Однако сёгунат несомненно не оставался настолько слепым и косным, каким его изображали даймё Запада. В 1862 г. Эномото Такэаки (1836–1908) официально выехал в Голландию с очень конкретной миссией: разобраться в кораблестроении, постичь тайны тех кораблей, техническое превосходство и огневая мощь которых вынудили Японию отказаться от традиционной политики закрытости. Позже этот человек станет важным политическим деятелем, но это уже другая история.

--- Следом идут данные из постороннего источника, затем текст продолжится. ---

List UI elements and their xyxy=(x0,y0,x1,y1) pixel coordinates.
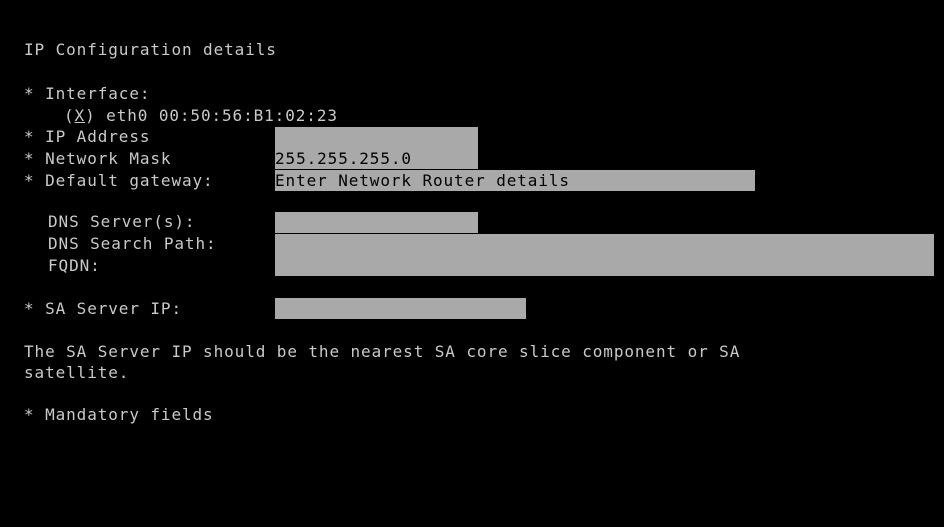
help-text-line-2: satellite. xyxy=(24,363,130,382)
default-gateway-field[interactable]: Enter Network Router details xyxy=(275,170,755,191)
interface-option-text: ) eth0 00:50:56:B1:02:23 xyxy=(85,106,338,125)
fqdn-label: FQDN: xyxy=(48,256,101,275)
network-mask-label: * Network Mask xyxy=(24,149,172,168)
default-gateway-label: * Default gateway: xyxy=(24,171,214,190)
ip-address-field[interactable] xyxy=(275,127,478,148)
dns-servers-label: DNS Server(s): xyxy=(48,212,196,231)
network-mask-value: 255.255.255.0 xyxy=(275,149,412,168)
dns-search-path-field[interactable] xyxy=(275,234,934,255)
dns-servers-field[interactable] xyxy=(275,212,478,233)
page-title: IP Configuration details xyxy=(24,40,277,59)
interface-label: * Interface: xyxy=(24,84,151,103)
sa-server-ip-field[interactable] xyxy=(275,298,526,319)
interface-option-eth0[interactable]: (X) eth0 00:50:56:B1:02:23 xyxy=(64,106,338,126)
default-gateway-value: Enter Network Router details xyxy=(275,171,570,190)
help-text-line-1: The SA Server IP should be the nearest S… xyxy=(24,342,741,361)
fqdn-field[interactable] xyxy=(275,255,934,276)
network-mask-field[interactable]: 255.255.255.0 xyxy=(275,148,478,169)
sa-server-ip-label: * SA Server IP: xyxy=(24,299,182,318)
interface-option-checkbox[interactable]: X xyxy=(75,106,86,125)
dns-search-path-label: DNS Search Path: xyxy=(48,234,217,253)
interface-option-prefix: ( xyxy=(64,106,75,125)
ip-address-label: * IP Address xyxy=(24,127,151,146)
mandatory-fields-note: * Mandatory fields xyxy=(24,405,214,424)
terminal-screen: IP Configuration details * Interface: (X… xyxy=(0,0,944,527)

Так, в одном году больше, в другом меньше и часто с целями, противоречащими одна другой, японцы вновь начали разъезжать по миру, как в крепко забытую эпоху, когда они занимались пиратством у юго-восточного побережья континента. В 1862 г. японское судно прибыло в Шанхай; за ним постепенно последовали и другие, и издатели архипелага дрались за рассказы о путешествиях в Китай, который вызывал такое восхищение; однако с годами рассказчики создавали все более общедоступный и реалистичный образ Китая, ставший под конец негативным.
Ёсинобу и конец режима
В 1867 г. пост сёгуна вследствие смерти отца перешел к Токугава Ёсинобу. Он принял это бремя, или эту честь, с настороженностью, и будущее подтвердило, что он был прав (он этого еще не знал или уже предчувствовал?): его правление не продлилось и года. Тем не менее этот человек, не отрекаясь от своей участи, смело пошел по пути реформ: пусть никто толком не знал, куда они могут или должны привести, они представлялись неизбежными. В самом деле, уже больше десяти лет в Японии копилась гремучая смесь: непрерывно укреплялось иностранное присутствие, происходил неконтролируемый рост центробежных сил внутри самого сёгунского правительства и усиливалось все более мощное националистическое течение, призывавшее к реставрации императорской власти.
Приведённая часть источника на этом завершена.